Science and innovation featured prominently in the party’s election manifesto 100 Proposals for Change. Commitments included updating tax incentives to favour start-ups and small businesses. The party also wants to support technology parks and increase cooperation between institutes by mapping national scientific and technological resources and implementing a single data network for R&D.

However the party’s commitments are vague and nothing new, says Juan de la Figuera, president of the Association for the Advancement of Science and Technology in Spain (AACTE). “The priority is to cut the deficit, so I expect there will be a strong push towards collaborating with companies, but the Socialists were starting to do that anyway,” he says.

The party’s main challenge will be to implement the Science Law, passed with all-party support in May. The government must create a Spanish Research Agency by May 2012 and reform research careers with four-year pre-doctoral contracts replacing existing scholarships.
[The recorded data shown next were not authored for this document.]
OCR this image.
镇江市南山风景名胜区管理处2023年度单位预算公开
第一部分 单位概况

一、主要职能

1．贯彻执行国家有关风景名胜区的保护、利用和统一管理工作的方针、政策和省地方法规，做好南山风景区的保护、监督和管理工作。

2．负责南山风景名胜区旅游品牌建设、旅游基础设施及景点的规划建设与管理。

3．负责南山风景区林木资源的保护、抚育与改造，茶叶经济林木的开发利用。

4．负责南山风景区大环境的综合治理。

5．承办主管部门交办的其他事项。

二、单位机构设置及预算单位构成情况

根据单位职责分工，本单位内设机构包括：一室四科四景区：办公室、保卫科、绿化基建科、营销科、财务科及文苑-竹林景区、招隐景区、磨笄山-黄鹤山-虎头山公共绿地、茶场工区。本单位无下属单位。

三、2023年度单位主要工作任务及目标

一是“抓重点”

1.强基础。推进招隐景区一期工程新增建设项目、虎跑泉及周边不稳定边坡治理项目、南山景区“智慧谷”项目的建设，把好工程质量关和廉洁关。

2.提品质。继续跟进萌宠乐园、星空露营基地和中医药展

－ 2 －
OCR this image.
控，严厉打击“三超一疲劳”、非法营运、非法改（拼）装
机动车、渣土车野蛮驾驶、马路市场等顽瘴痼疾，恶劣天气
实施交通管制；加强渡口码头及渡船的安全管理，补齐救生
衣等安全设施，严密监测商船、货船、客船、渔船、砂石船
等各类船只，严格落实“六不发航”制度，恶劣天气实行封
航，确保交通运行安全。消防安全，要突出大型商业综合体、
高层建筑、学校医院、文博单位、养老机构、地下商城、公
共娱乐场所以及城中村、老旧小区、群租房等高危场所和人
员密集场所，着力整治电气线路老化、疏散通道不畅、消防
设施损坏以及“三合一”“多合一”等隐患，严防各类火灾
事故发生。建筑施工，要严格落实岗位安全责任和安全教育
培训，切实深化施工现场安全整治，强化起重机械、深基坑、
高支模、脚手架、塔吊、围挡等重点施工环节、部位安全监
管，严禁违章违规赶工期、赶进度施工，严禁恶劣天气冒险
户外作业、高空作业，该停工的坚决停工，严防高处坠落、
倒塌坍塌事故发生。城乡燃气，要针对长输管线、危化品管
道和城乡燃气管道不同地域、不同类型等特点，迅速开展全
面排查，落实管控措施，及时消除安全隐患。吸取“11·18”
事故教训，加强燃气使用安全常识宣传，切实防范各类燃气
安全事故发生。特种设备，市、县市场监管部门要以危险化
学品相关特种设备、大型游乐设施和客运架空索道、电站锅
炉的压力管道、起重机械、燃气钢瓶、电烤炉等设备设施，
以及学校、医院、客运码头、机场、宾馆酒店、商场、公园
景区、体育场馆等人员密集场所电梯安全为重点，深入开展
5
But government change means this may now be delayed, says de la Figuera.

“To be optimistic, we are facing a few months delay,” he says. “To be more pessimistic, we could see a full year of skipped programmes.”

The makeup of Rajoy’s government was undecided as Research Europe went to press, but even whether science and innovation will retain its own ministry remains a question, with responsibility for research switching repeatedly between education and industry in the last 10 years.